Notice something about this section? It’s my longest one! Out of all the comments I received, the bulk of adoptive parents’ desires were geared toward emotional and spiritual support. Not all congregations can help financially, and not every member is in a place to give practical care. But all of us are able to show love to the adopting families in our churches.
Most of all, adoptive families really just want to know that the congregation is standing behind them emotionally and in the gap for them with prayer. They want to know that you care about their child just as much as you care about every other child in the congregation. They want to know that church is a safe place for them and for their family.
Even if you can’t do anything else, this is huge and will be a blessing both for the parents and for their children. It’s as simple as giving love, in whatever way God has gifted you and enabled you to do so.

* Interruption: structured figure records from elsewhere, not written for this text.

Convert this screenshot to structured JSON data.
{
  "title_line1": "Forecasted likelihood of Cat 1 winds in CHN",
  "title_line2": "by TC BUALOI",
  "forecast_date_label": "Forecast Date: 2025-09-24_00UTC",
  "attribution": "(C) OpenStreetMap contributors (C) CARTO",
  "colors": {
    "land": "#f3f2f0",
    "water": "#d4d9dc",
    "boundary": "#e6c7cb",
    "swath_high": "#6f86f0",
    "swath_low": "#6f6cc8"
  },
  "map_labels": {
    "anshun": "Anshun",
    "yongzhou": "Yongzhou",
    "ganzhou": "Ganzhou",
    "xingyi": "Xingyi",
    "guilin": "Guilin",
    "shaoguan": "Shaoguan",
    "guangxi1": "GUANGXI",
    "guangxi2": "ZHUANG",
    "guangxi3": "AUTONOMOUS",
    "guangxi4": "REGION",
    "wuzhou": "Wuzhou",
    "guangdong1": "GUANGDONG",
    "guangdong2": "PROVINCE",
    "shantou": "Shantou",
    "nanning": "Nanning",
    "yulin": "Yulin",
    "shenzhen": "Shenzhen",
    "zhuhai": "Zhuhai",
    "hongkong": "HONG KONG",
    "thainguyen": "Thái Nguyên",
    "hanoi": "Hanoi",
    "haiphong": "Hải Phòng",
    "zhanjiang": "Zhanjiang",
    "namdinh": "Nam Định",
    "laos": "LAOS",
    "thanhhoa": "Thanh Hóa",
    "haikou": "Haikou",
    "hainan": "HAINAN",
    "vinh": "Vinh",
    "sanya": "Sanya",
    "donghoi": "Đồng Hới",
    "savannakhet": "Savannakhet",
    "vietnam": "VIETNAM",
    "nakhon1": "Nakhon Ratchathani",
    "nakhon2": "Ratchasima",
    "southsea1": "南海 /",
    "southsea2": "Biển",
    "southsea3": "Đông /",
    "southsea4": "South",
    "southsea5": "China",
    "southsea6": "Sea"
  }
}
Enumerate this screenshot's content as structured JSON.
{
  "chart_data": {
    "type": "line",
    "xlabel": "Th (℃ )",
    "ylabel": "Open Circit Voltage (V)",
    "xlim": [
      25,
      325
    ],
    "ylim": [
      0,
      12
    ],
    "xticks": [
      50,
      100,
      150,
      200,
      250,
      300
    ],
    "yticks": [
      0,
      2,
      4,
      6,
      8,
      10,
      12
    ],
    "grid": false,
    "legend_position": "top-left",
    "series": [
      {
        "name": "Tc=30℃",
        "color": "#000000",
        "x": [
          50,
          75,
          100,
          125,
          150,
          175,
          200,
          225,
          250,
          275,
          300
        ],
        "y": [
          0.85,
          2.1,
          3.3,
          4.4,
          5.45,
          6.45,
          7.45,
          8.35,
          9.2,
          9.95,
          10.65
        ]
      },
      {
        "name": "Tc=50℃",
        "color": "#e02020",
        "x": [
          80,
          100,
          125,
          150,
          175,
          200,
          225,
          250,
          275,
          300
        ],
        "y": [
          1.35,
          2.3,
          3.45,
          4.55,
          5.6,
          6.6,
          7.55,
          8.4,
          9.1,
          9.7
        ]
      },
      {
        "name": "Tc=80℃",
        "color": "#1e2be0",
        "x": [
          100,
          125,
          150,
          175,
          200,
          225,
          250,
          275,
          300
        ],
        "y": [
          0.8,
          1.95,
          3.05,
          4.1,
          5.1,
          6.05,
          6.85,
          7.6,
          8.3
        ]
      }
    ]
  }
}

May we all seek to love one another deeply as Christ has first loved us.
2 Comments
Sweet Lou
We adopted our children internationally and individually as infants. They were welcomed by and raised in an lcms congregation. We would never have dreamed of asking for financial support, nor did we expect to be treated differently than families with biological children.
A Elizabeth
We did not consider the expenses involved in the international adoption of our daughter to be something that others should have to contribute towards, just as we would not have asked for assistance with the costs of the births of any of our biological children. It was our decision to adopt, and through faith, the Lord provided the assets necessary to enable us to follow through. We also did not consider adding a member to our family through adoption to be a ministry any more than parenting in general would be. Although this is a popular idea amongst Evangelical Christians, especially, we adopted because we desired to have a child, not because of charitable or evangelistic motives. Support to our family following the adoption similar to support a family with a newborn would receive was exactly what we needed and desired.